The road parts two before Sir Gwair and he awaits the friend’s arrival. Bloodied he comes ere time gets long to read the way their quarry took.
For two hours the marks of passage lead on to a house of stone beside the road. They strike the door to be struck by beauty. Sir Gwair retains his wits to inquire after the villainous Carron and is invited to discern the matter in deeper detail. Dumpstruck as always in the face of womanly virtues Sir Uren remains as wood in front of wood.
At last he seeks a more profitable venue than taking root and follows the way some more to further track the beseeched. A sturdy woodsman in quick chat gives warning against the woman in the strong house: “The wits of men she slyly steals, so says the rumour.”
Swift the friend on troubled wings flies back to the lair of a presumed witch. Striking again against the wood, Sir Gwair returnes from the lair. Seeming only disturbed in garment he calls forth from his memory the origin of our nemesis of the day. From Lambor County near Sir Carron hails and thereto has he steered his steed.
After caring for each other’s woes our steadfast defenders of hospitality follow suit and come to Lambor Castle’s gate at break of dusk. The warden there gives answer true to where to find Sir Carron: In Carron Hall he dwelles and was not seen in Lambor long.
Guarded by a hedgerow thick lays Carron Hall. And without delay the perennial pursuers demand the head of the Hall before their eyes. It is Sir Carron who comes forth girded with arms to greet his knightly brothers. To be accused and be challenged to give satisfaction for his disregard of holy hospitality. He retorts that old right rectifies his deed: Betrothed stand he and Lady Airen for many years.

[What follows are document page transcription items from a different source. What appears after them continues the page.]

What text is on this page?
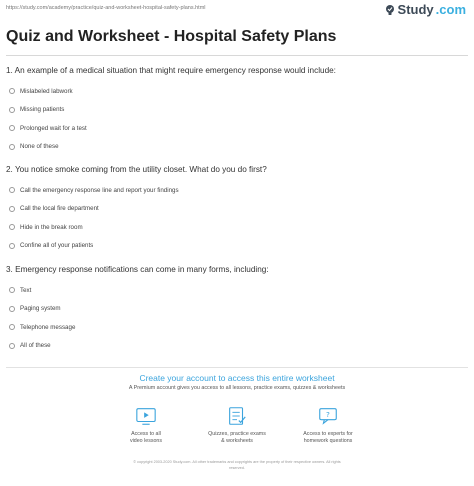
https://study.com/academy/practice/quiz-and-worksheet-hospital-safety-plans.html	Study .com
Quiz and Worksheet - Hospital Safety Plans

1. An example of a medical situation that might require emergency response would include:

Mislabeled labwork
Missing patients
Prolonged wait for a test
None of these

2. You notice smoke coming from the utility closet. What do you do first?

Call the emergency response line and report your findings
Call the local fire department
Hide in the break room
Confine all of your patients

3. Emergency response notifications can come in many forms, including:

Text
Paging system
Telephone message
All of these
Create your account to access this entire worksheet
A Premium account gives you access to all lessons, practice exams, quizzes & worksheets
Access to all
video lessons
Quizzes, practice exams
& worksheets
?
Access to experts for
homework questions
© copyright 2003-2020 Study.com. All other trademarks and copyrights are the property of their respective owners. All rights
reserved.
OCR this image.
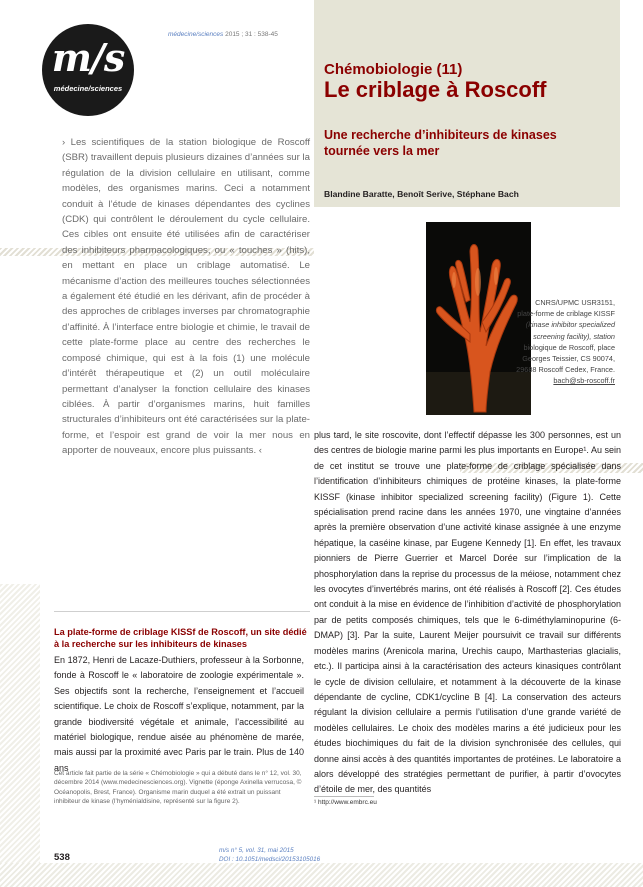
m/s
médecine/sciences
médecine/sciences 2015 ; 31 : 538-45
Chémobiologie (11)
Le criblage à Roscoff
Une recherche d’inhibiteurs de kinases tournée vers la mer
Blandine Baratte, Benoît Serive, Stéphane Bach
› Les scientifiques de la station biologique de Roscoff (SBR) travaillent depuis plusieurs dizaines d’années sur la régulation de la division cellulaire en utilisant, comme modèles, des organismes marins. Ceci a notamment conduit à l’étude de kinases dépendantes des cyclines (CDK) qui contrôlent le déroulement du cycle cellulaire. Ces cibles ont ensuite été utilisées afin de caractériser des inhibiteurs pharmacologiques, ou « touches » (hits), en mettant en place un criblage automatisé. Le mécanisme d’action des meilleures touches sélectionnées a également été étudié en les dérivant, afin de procéder à des approches de criblages inverses par chromatographie d’affinité. À l’interface entre biologie et chimie, le travail de cette plate-forme place au centre des recherches le composé chimique, qui est à la fois (1) une molécule d’intérêt thérapeutique et (2) un outil moléculaire permettant d’analyser la fonction cellulaire des kinases ciblées. À partir d’organismes marins, huit familles structurales d’inhibiteurs ont été caractérisées sur la plate-forme, et l’espoir est grand de voir la mer nous en apporter de nouveaux, encore plus puissants. ‹
CNRS/UPMC USR3151,
plate-forme de criblage KISSF
(kinase inhibitor specialized
screening facility), station
biologique de Roscoff, place
Georges Teissier, CS 90074,
29688 Roscoff Cedex, France.
bach@sb-roscoff.fr
La plate-forme de criblage KISSf de Roscoff, un site dédié à la recherche sur les inhibiteurs de kinases
En 1872, Henri de Lacaze-Duthiers, professeur à la Sorbonne, fonde à Roscoff le « laboratoire de zoologie expérimentale ». Ses objectifs sont la recherche, l’enseignement et l’accueil scientifique. Le choix de Roscoff s’explique, notamment, par la grande biodiversité végétale et animale, l’accessibilité au matériel biologique, rendue aisée au phénomène de marée, mais aussi par la proximité avec Paris par le train. Plus de 140 ans
plus tard, le site roscovite, dont l’effectif dépasse les 300 personnes, est un des centres de biologie marine parmi les plus importants en Europe¹. Au sein de cet institut se trouve une plate-forme de criblage spécialisée dans l’identification d’inhibiteurs chimiques de protéine kinases, la plate-forme KISSF (kinase inhibitor specialized screening facility) (Figure 1). Cette spécialisation prend racine dans les années 1970, une vingtaine d’années après la première observation d’une activité kinase assignée à une enzyme hépatique, la caséine kinase, par Eugene Kennedy [1]. En effet, les travaux pionniers de Pierre Guerrier et Marcel Dorée sur l’implication de la phosphorylation dans la reprise du processus de la méiose, notamment chez les ovocytes d’invertébrés marins, ont été réalisés à Roscoff [2]. Ces études ont conduit à la mise en évidence de l’inhibition d’activité de phosphorylation par de petits composés chimiques, tels que le 6-diméthylaminopurine (6-DMAP) [3]. Par la suite, Laurent Meijer poursuivit ce travail sur différents modèles marins (Arenicola marina, Urechis caupo, Marthasterias glacialis, etc.). Il participa ainsi à la caractérisation des acteurs kinasiques contrôlant le cycle de division cellulaire, et notamment à la découverte de la kinase dépendante de cycline, CDK1/cycline B [4]. La conservation des acteurs régulant la division cellulaire a permis l’utilisation d’une grande variété de modèles cellulaires. Le choix des modèles marins a été judicieux pour les études biochimiques du fait de la division synchronisée des cellules, qui donne ainsi accès à des quantités importantes de protéines. Le laboratoire a alors développé des stratégies permettant de purifier, à partir d’ovocytes d’étoile de mer, des quantités
Cet article fait partie de la série « Chémobiologie » qui a débuté dans le n° 12, vol. 30, décembre 2014 (www.medecinesciences.org). Vignette (éponge Axinella verrucosa, © Océanopolis, Brest, France). Organisme marin duquel a été extrait un puissant inhibiteur de kinase (l’hyménialdisine, représenté sur la figure 2).	¹ http://www.embrc.eu
538
m/s n° 5, vol. 31, mai 2015
DOI : 10.1051/medsci/20153105016
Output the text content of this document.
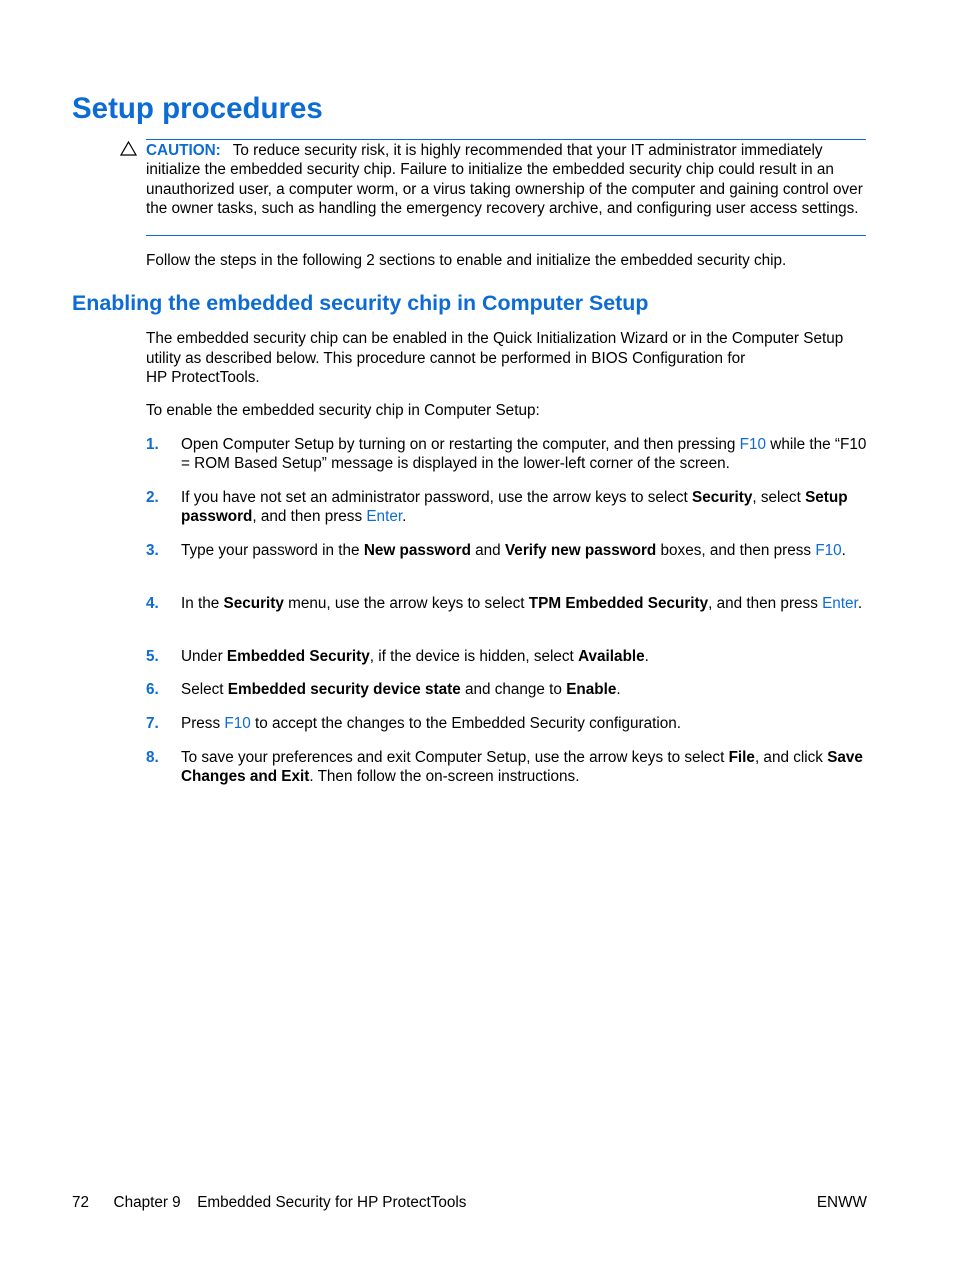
Setup procedures
CAUTION: To reduce security risk, it is highly recommended that your IT administrator immediately initialize the embedded security chip. Failure to initialize the embedded security chip could result in an unauthorized user, a computer worm, or a virus taking ownership of the computer and gaining control over the owner tasks, such as handling the emergency recovery archive, and configuring user access settings.

Follow the steps in the following 2 sections to enable and initialize the embedded security chip.

Enabling the embedded security chip in Computer Setup

The embedded security chip can be enabled in the Quick Initialization Wizard or in the Computer Setup utility as described below. This procedure cannot be performed in BIOS Configuration for
HP ProtectTools.

To enable the embedded security chip in Computer Setup:

1. Open Computer Setup by turning on or restarting the computer, and then pressing F10 while the “F10 = ROM Based Setup” message is displayed in the lower-left corner of the screen.
2. If you have not set an administrator password, use the arrow keys to select Security, select Setup password, and then press Enter.
3. Type your password in the New password and Verify new password boxes, and then press F10.
4. In the Security menu, use the arrow keys to select TPM Embedded Security, and then press Enter.
5. Under Embedded Security, if the device is hidden, select Available.
6. Select Embedded security device state and change to Enable.
7. Press F10 to accept the changes to the Embedded Security configuration.
8. To save your preferences and exit Computer Setup, use the arrow keys to select File, and click Save Changes and Exit. Then follow the on-screen instructions.
72 Chapter 9 Embedded Security for HP ProtectTools	ENWW
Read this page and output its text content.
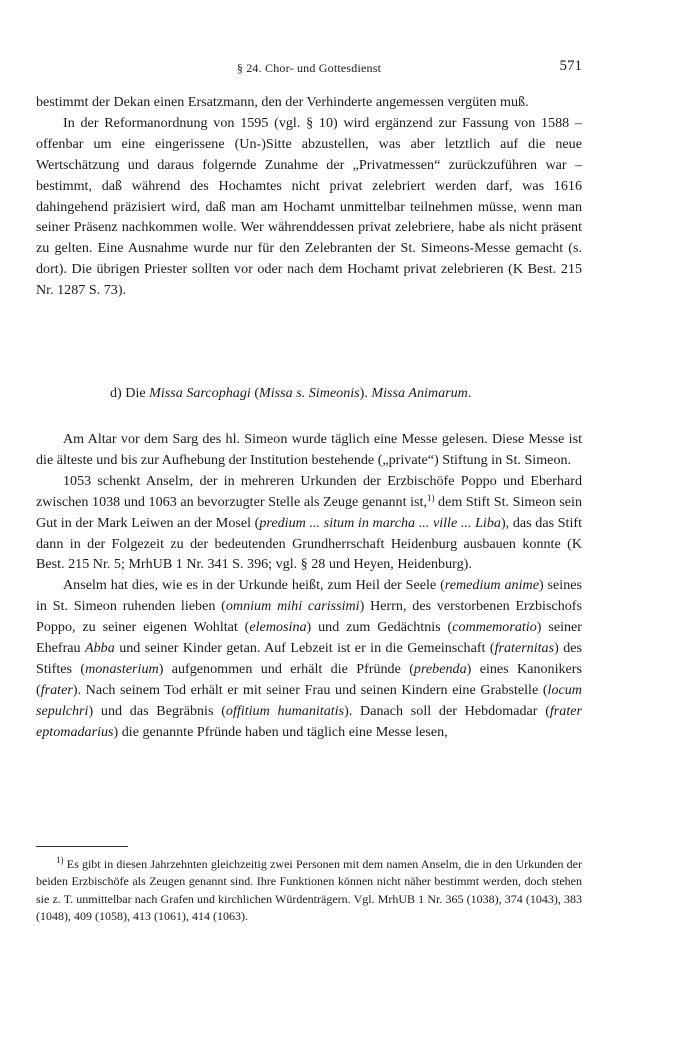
§ 24. Chor- und Gottesdienst	571

bestimmt der Dekan einen Ersatzmann, den der Verhinderte angemessen vergüten muß.

In der Reformanordnung von 1595 (vgl. § 10) wird ergänzend zur Fassung von 1588 – offenbar um eine eingerissene (Un-)Sitte abzustellen, was aber letztlich auf die neue Wertschätzung und daraus folgernde Zunahme der „Privatmessen“ zurückzuführen war – bestimmt, daß während des Hochamtes nicht privat zelebriert werden darf, was 1616 dahingehend präzisiert wird, daß man am Hochamt unmittelbar teilnehmen müsse, wenn man seiner Präsenz nachkommen wolle. Wer währenddessen privat zelebriere, habe als nicht präsent zu gelten. Eine Ausnahme wurde nur für den Zelebranten der St. Simeons-Messe gemacht (s. dort). Die übrigen Priester sollten vor oder nach dem Hochamt privat zelebrieren (K Best. 215 Nr. 1287 S. 73).

d) Die Missa Sarcophagi (Missa s. Simeonis). Missa Animarum.

Am Altar vor dem Sarg des hl. Simeon wurde täglich eine Messe gelesen. Diese Messe ist die älteste und bis zur Aufhebung der Institution bestehende („private“) Stiftung in St. Simeon.

1053 schenkt Anselm, der in mehreren Urkunden der Erzbischöfe Poppo und Eberhard zwischen 1038 und 1063 an bevorzugter Stelle als Zeuge genannt ist,$^{1)}$ dem Stift St. Simeon sein Gut in der Mark Leiwen an der Mosel (predium ... situm in marcha ... ville ... Liba), das das Stift dann in der Folgezeit zu der bedeutenden Grundherrschaft Heidenburg ausbauen konnte (K Best. 215 Nr. 5; MrhUB 1 Nr. 341 S. 396; vgl. § 28 und Heyen, Heidenburg).

Anselm hat dies, wie es in der Urkunde heißt, zum Heil der Seele (remedium anime) seines in St. Simeon ruhenden lieben (omnium mihi carissimi) Herrn, des verstorbenen Erzbischofs Poppo, zu seiner eigenen Wohltat (elemosina) und zum Gedächtnis (commemoratio) seiner Ehefrau Abba und seiner Kinder getan. Auf Lebzeit ist er in die Gemeinschaft (fraternitas) des Stiftes (monasterium) aufgenommen und erhält die Pfründe (prebenda) eines Kanonikers (frater). Nach seinem Tod erhält er mit seiner Frau und seinen Kindern eine Grabstelle (locum sepulchri) und das Begräbnis (offitium humanitatis). Danach soll der Hebdomadar (frater eptomadarius) die genannte Pfründe haben und täglich eine Messe lesen,

$^{1)}$ Es gibt in diesen Jahrzehnten gleichzeitig zwei Personen mit dem namen Anselm, die in den Urkunden der beiden Erzbischöfe als Zeugen genannt sind. Ihre Funktionen können nicht näher bestimmt werden, doch stehen sie z. T. unmittelbar nach Grafen und kirchlichen Würdenträgern. Vgl. MrhUB 1 Nr. 365 (1038), 374 (1043), 383 (1048), 409 (1058), 413 (1061), 414 (1063).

Oh, startling news! But prudent Sir Gwair bowing to this law stands still unsatisfied. The severance of hospitality is cause and issue here, so he upholds his challenge. To that Sir Carron bowes too. He ordains the dawn to see their blood and judgement on that matter. Inviting his future contrahends to feast and rest he leads the trusting knights into his hall…
The Good, the Bad, and the Ugly
Again, the scenario preparation didn’t take a lot of time. We are still trying out the rules and concepts and therefore the scenario is centered around these. There was just one new named character appearing who needed a picture and a coat-of-arms and some bandits needed stats and tokens.
Everyone was on time and we had a fun time until we finished the session with a little cliffhanger 1 hour and 45 minutes later. Next week we will pick up here again and probably finish the adventuring season of 480.
Audio was good (Discord again) and this time we were using Roll20’s built-in video chat. That turned out to be a bit buggy. Everyone had to reload Roll20 in their browsers a few times until everyone could see everyone. Once video was running for everyone, it didn’t give us any more problems that night. Good lighting is definitely a boon (luckily I had some studio lights lying around that I could set up) and one player’s webcam wasn’t able to give us a very good image, but this wasn’t too big a drawback.
Using video for the first time, the problem with two people trying to speak at once was about as good as gone and the whole game felt more like a regular roleplaying game sitting around a common table. We will definitely keep using video (and I might try it out in my GURPS group as well).
I am not completely satisfied with the sizes of my tokens. At the moment I am using 210x210 pixel images for the character portraits and the player knights’ tokens (a coat-of-arms for the knights and photos for everyone else), 140x140 pixel images for the tokens on the main page. The first ones show up on the maps as 3x3 square big, the other ones as 2x2 squares. I might keep 2x2 tokens as the main tokens of named characters on the landing page and will add 1x1 tokens to use as markers for combat, battle, or hunts and races.